It is a truth universally acknowledged that a single man in possession of a smart phone must have downloaded Tinder (or, at the very least, contemplated doing so). While Tinder is far from the first online dating network created, it’s had enormous success in capturing the once elusive under 30 market. But why is this so? Why aren’t we all on e-Harmony instead? The answer reveals itself, as always, through economic analysis.

The dating market for a possible partner can be seen as a kind of barter economy. In order to enter into a successful transaction i.e. a relationship, someone must have what you want and in turn, this very same person must want what you have. In the realities of the dating world, the specific requirements of each individual participant are widely varied, encompassing a range of prerequisites such as gender, personality, smarts, handsomeness, beauty, music preferences, and the list goes on. Searching for another person in the dating market can be quite time consuming, especially if your list of requirements is long. And even if by chance you find that tall, dark and handsome man who happens to live on a country estate in Derbyshire (let’s call it Pemberley, shall we?) and earns £10,000,000 a year, there is no guarantee that your feelings will be returned.

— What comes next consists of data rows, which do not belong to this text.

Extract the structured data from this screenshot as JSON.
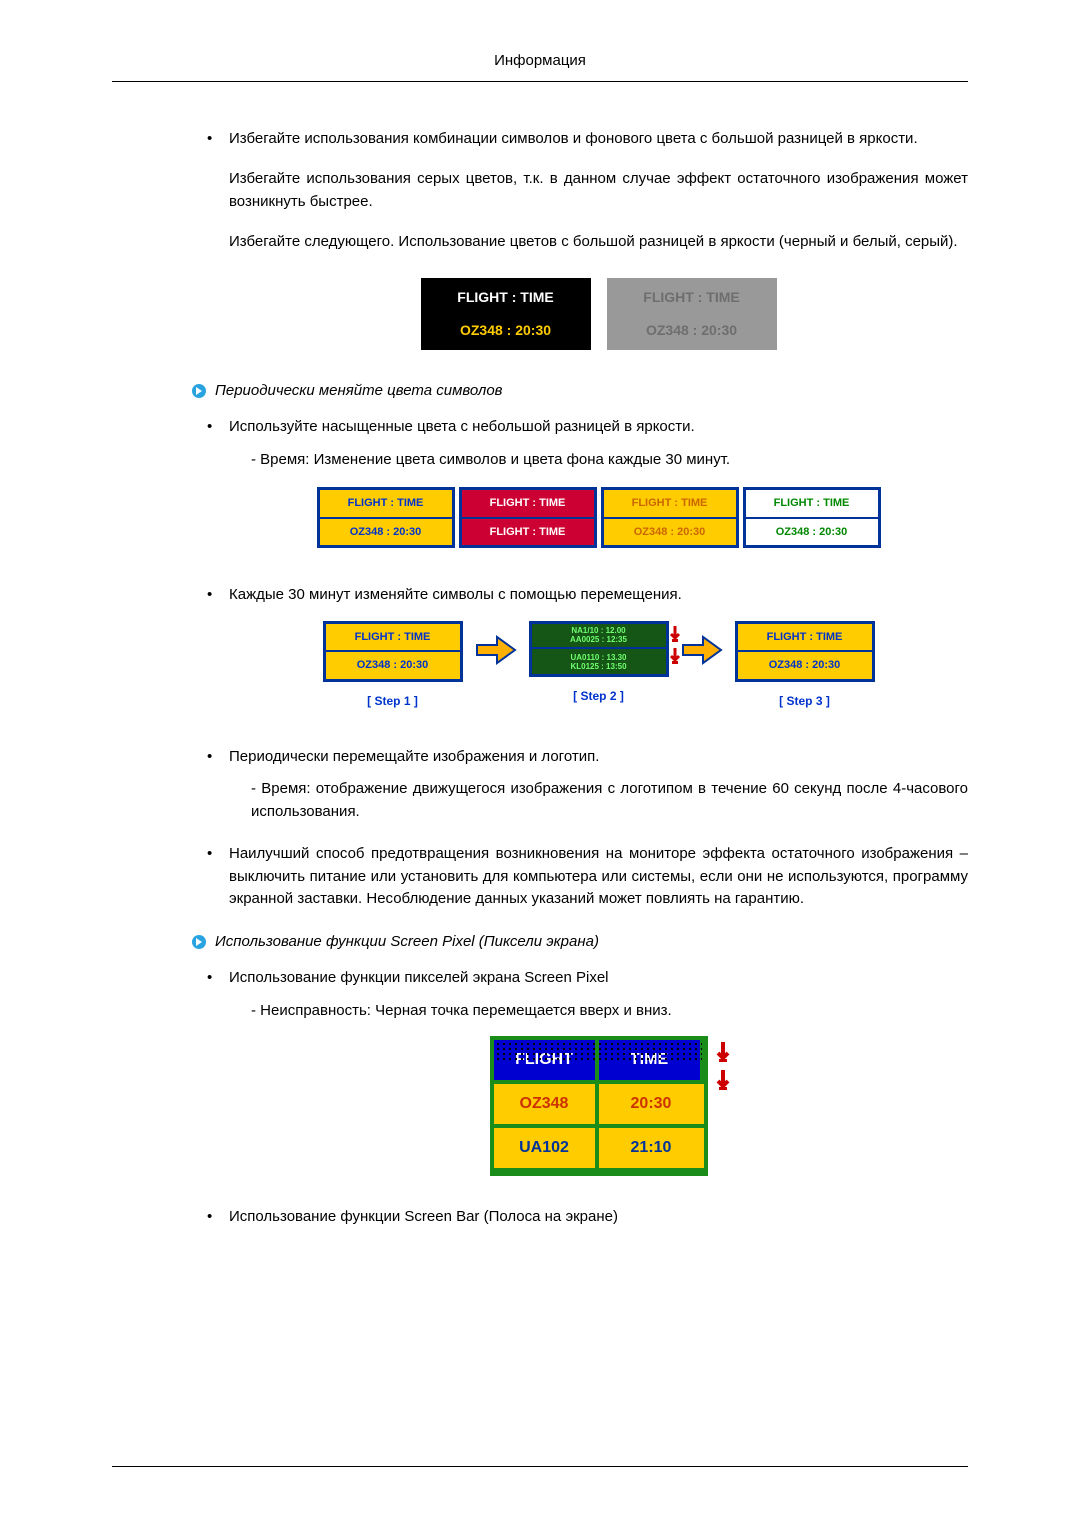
{
  "header": "Информация",
  "para1": "Избегайте использования комбинации символов и фонового цвета с большой разницей в яркости.",
  "para2": "Избегайте использования серых цветов, т.к. в данном случае эффект остаточного изображения может возникнуть быстрее.",
  "para3": "Избегайте следующего. Использование цветов с большой разницей в яркости (черный и белый, серый).",
  "fig1": {
    "black": {
      "line1": "FLIGHT  :  TIME",
      "line2": "OZ348     :  20:30",
      "bg": "#000000",
      "c1": "#ffffff",
      "c2": "#ffcc00"
    },
    "gray": {
      "line1": "FLIGHT  :  TIME",
      "line2": "OZ348     :  20:30",
      "bg": "#9a9a9a",
      "c1": "#6e6e6e",
      "c2": "#6e6e6e"
    }
  },
  "callout1": "Периодически меняйте цвета символов",
  "bullet_b1": "Используйте насыщенные цвета с небольшой разницей в яркости.",
  "bullet_b1_sub": "- Время: Изменение цвета символов и цвета фона каждые 30 минут.",
  "fig2": {
    "boxes": [
      {
        "line1": "FLIGHT  :  TIME",
        "line2": "OZ348    : 20:30",
        "border": "#003399",
        "bg": "#ffcc00",
        "t1": "#0033cc",
        "t2": "#0033cc"
      },
      {
        "line1": "FLIGHT  :  TIME",
        "line2": "FLIGHT  :  TIME",
        "border": "#003399",
        "bg": "#cc0033",
        "t1": "#ffffff",
        "t2": "#ffffff"
      },
      {
        "line1": "FLIGHT  :  TIME",
        "line2": "OZ348    : 20:30",
        "border": "#003399",
        "bg": "#ffcc00",
        "t1": "#cc6600",
        "t2": "#cc6600"
      },
      {
        "line1": "FLIGHT  :  TIME",
        "line2": "OZ348    : 20:30",
        "border": "#003399",
        "bg": "#ffffff",
        "t1": "#008800",
        "t2": "#008800"
      }
    ]
  },
  "bullet_b2": "Каждые 30 минут изменяйте символы с помощью перемещения.",
  "fig3": {
    "step1": {
      "line1": "FLIGHT  :  TIME",
      "line2": "OZ348    : 20:30",
      "border": "#003399",
      "bg": "#ffcc00",
      "t1": "#0033cc",
      "t2": "#0033cc",
      "caption": "[  Step 1  ]"
    },
    "step2": {
      "blur1": "NA1/10  :  12.00",
      "blur2": "AA0025  :  12:35",
      "blur3": "UA0110  :  13.30",
      "blur4": "KL0125  :  13:50",
      "border": "#003399",
      "bg": "#155515",
      "tcolor": "#6fff6f",
      "caption": "[  Step 2  ]"
    },
    "step3": {
      "line1": "FLIGHT  :  TIME",
      "line2": "OZ348    : 20:30",
      "border": "#003399",
      "bg": "#ffcc00",
      "t1": "#0033cc",
      "t2": "#0033cc",
      "caption": "[  Step 3  ]"
    },
    "arrow_fill": "#ffb000",
    "arrow_stroke": "#003399",
    "small_arrow_fill": "#cc0000"
  },
  "bullet_b3": "Периодически перемещайте изображения и логотип.",
  "bullet_b3_sub": "- Время: отображение движущегося изображения с логотипом в течение 60 секунд после 4-часового использования.",
  "bullet_b4": "Наилучший способ предотвращения возникновения на мониторе эффекта остаточного изображения – выключить питание или установить для компьютера или системы, если они не используются, программу экранной заставки. Несоблюдение данных указаний может повлиять на гарантию.",
  "callout2": "Использование функции Screen Pixel (Пиксели экрана)",
  "bullet_c1": "Использование функции пикселей экрана Screen Pixel",
  "bullet_c1_sub": "- Неисправность: Черная точка перемещается вверх и вниз.",
  "fig4": {
    "headers": [
      "FLIGHT",
      "TIME"
    ],
    "rows": [
      [
        "OZ348",
        "20:30"
      ],
      [
        "UA102",
        "21:10"
      ]
    ],
    "border": "#1a8c1a",
    "header_bg": "#0000d0",
    "header_color": "#ffffff",
    "row_bg": "#ffcc00",
    "row1_color": "#cc3300",
    "row2_color": "#003399",
    "dot_color": "#000000",
    "arrow_color": "#cc0000"
  },
  "bullet_c2": "Использование функции Screen Bar (Полоса на экране)",
  "icon_colors": {
    "circle": "#2aa4e0",
    "arrow": "#ffffff"
  }
}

Furthermore entering into the dating market is also a costly exercise which requires both emotional and financial investment. For example, Lizzie is a smart, attractive young woman who studies Economics and Law at UQ. One day, she meets a handsome boy in the library called George. George asks Lizzie out on a date. Lizzie, wanting to impress George, buys a new dress and heels, setting her back $250. She catches the train to the date, as George says he’s too busy to pick her up. $5 (Lizzie forgot to order herTTC Card). Low and behold, at the date Lizzie discovers that George is an egotistical snob who won’t shut up about himself. And he studies law at QUT! The horror! The relationship cannot progress from here and Lizzie leaves the date. George, annoyed and pissed off, has to foot the $150 bill for dinner. It has cost both parties considerable expenditure to enable them to ascertain that they are not compatible.

The key to understanding Tinder’s success is that it lowers the search costs associated with finding a potential partner. While Lizzie meets plenty of people in day-to-day life, there is no way of determining quickly whether they are also looking for a partner. By joining Tinder, Lizzie eliminates part of her search cost as she no longer has to determine who is looking for a girlfriend. As over to a million Australians have joined Tinder,[1] Lizzie’s chances of missing out on potential dates by constraining herself to a single dating market are decreased.

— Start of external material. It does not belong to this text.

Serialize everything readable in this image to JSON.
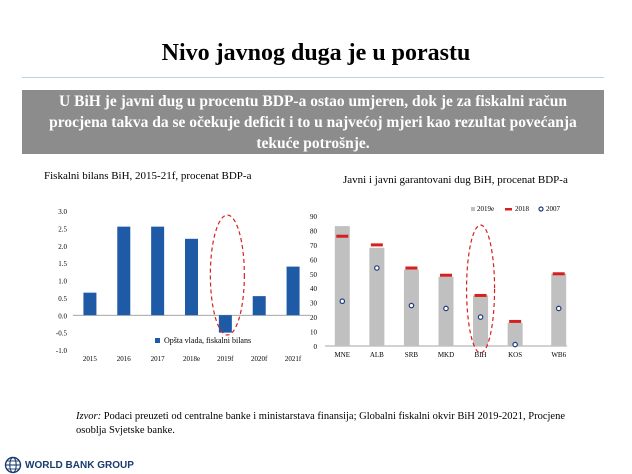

Tinder further decreases the search costs of Lizzie finding a boyfriend through its easy to use interface. Lizzie does not have to bother with cumbersome questionnaires, common to other dating sites, which ask her whether she prefers cats or dogs, what her birthdate is or what she is looking for in a relationship. All Lizzie has to do is swipe left or swipe right. It’s that simple. Furthermore, other costs associated with dating are eliminated. By simply asking a few questions to her matches, Lizzie can further decrease her search cost, as she no longer has to expend time and money in going on a date in order to talk to her potential matches. Less romantic? Yes. Economically efficient? Definitely.

Lizzie has no guarantee that she will meet her Mr Darcy but by decreasing her search costs, Lizzie has increased her chances of doing so. Lizzie’s only problem now is that Mr Darcy is swayed by first impressions and swipes left after finds her profile photo tolerable but not handsome enough to tempt him, thus denying both the chance at finding true love.